T'es plus enrhumé alors ?


----------



## alarache62 (30 Janvier 2005)

Je vous attends une bière à la main!


----------



## alèm (31 Janvier 2005)

pour le resto, tu prévois "moules frites" min chami ?


----------



## alèm (31 Janvier 2005)

comme ça, mackie aura encore une belle excuse pour passer 1 heure aux toilettes !!


----------



## alèm (31 Janvier 2005)

et on se fait une photo des portables sur la place du Général ?


----------



## macinside (31 Janvier 2005)

AES-Canal Historique a dit:
			
		

> comme ça, mackie aura encore une belle excuse pour passer 1 heure aux toilettes !!



je risque pas, si il y a pas de chili


----------



## alèm (31 Janvier 2005)

tu nous feras le coup des moules pas fraiches !! 

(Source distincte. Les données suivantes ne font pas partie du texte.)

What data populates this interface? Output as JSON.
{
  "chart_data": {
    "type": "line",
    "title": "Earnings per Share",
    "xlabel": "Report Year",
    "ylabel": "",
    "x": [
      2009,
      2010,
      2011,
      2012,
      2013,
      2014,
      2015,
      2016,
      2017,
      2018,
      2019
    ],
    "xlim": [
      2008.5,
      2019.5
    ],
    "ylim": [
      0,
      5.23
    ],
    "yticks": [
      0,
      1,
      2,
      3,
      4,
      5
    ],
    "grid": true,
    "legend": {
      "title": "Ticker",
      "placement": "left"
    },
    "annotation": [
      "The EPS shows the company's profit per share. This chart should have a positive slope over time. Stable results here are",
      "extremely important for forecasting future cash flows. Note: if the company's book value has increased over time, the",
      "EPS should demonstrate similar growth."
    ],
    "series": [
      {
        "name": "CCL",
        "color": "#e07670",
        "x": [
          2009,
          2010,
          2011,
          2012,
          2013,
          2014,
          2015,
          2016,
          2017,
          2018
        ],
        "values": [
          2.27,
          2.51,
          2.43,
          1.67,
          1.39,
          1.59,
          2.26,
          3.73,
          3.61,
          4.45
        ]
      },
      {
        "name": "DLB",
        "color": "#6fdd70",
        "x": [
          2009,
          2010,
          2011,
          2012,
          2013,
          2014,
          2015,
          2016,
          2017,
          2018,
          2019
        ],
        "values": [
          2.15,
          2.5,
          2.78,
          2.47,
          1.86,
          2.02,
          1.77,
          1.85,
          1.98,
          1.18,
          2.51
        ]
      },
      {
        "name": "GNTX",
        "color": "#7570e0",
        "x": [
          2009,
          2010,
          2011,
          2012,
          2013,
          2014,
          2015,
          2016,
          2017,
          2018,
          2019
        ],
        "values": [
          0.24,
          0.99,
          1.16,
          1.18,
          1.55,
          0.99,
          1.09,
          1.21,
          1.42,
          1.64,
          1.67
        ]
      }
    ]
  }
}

(j'ai une frite d'enfer ce matin !! faut dire : n'ayant pas dormi avant cette nuit, je viens juste de me lever...  )


----------



## macinside (31 Janvier 2005)

désolé, c'est pas ce genre de moule que je mange  :love:


----------



## alèm (31 Janvier 2005)

macinside a dit:
			
		

> désolé, c'est pas ce genre de moule que je mange  :love:



avec cette élégance, je doute que tu en manges d'autres...


----------



## macinside (31 Janvier 2005)

AES-Canal Historique a dit:
			
		

> avec cette élégance, je doute que tu en manges d'autres...



mystère


----------



## Spyro (31 Janvier 2005)

macinside a dit:
			
		

> mystère


C'est ceux qui en parlent le plus qui en mangent le moins


----------



## macinside (31 Janvier 2005)

disons que pour le moment je n'ai pas la bouche pleine


----------



## Spyro (31 Janvier 2005)

Sois plus clair, depuis que tu changes plus ta signature je suis plus rien


----------



## macinside (31 Janvier 2005)

Spyro a dit:
			
		

> Sois plus clair, depuis que tu changes plus ta signature je suis plus rien



laisse ma signature tranquille


----------



## alèm (31 Janvier 2005)

arrête de croire qu'en discutant avec une fille sur internet, elle devient ta petite amie, ça fait SMG ou Pitchfork, enfin ça fait naze quoi !!


----------



## Tiobiloute (31 Janvier 2005)

Bon pour revenir à l'AES à Lille, je suis un des rares à avoir un pseudo Ch'ti, bon j'suis de dunkerque aussi, mais j'habite Montpellier .... Si par hasard vous choper un samedi pendant des vacances scolaires zone A  vous m'appellez, je viens sans fautes !!!!


----------



## Mille Sabords (31 Janvier 2005)

Tiobiloute a dit:
			
		

> je suis un des rares à avoir un pseudo Ch'ti


Oh putain le pseudo ! j'avais pas vu MDR

PS : je suis de Lille


----------



## Tiobiloute (31 Janvier 2005)

Mais je te rassure ce pseudo c'est pas la vérité même si je pourrais tenir compagnie à Mackie sur le banc des solos :-D

Bon au menu c'est potsh welsh/picon bière sinon rien !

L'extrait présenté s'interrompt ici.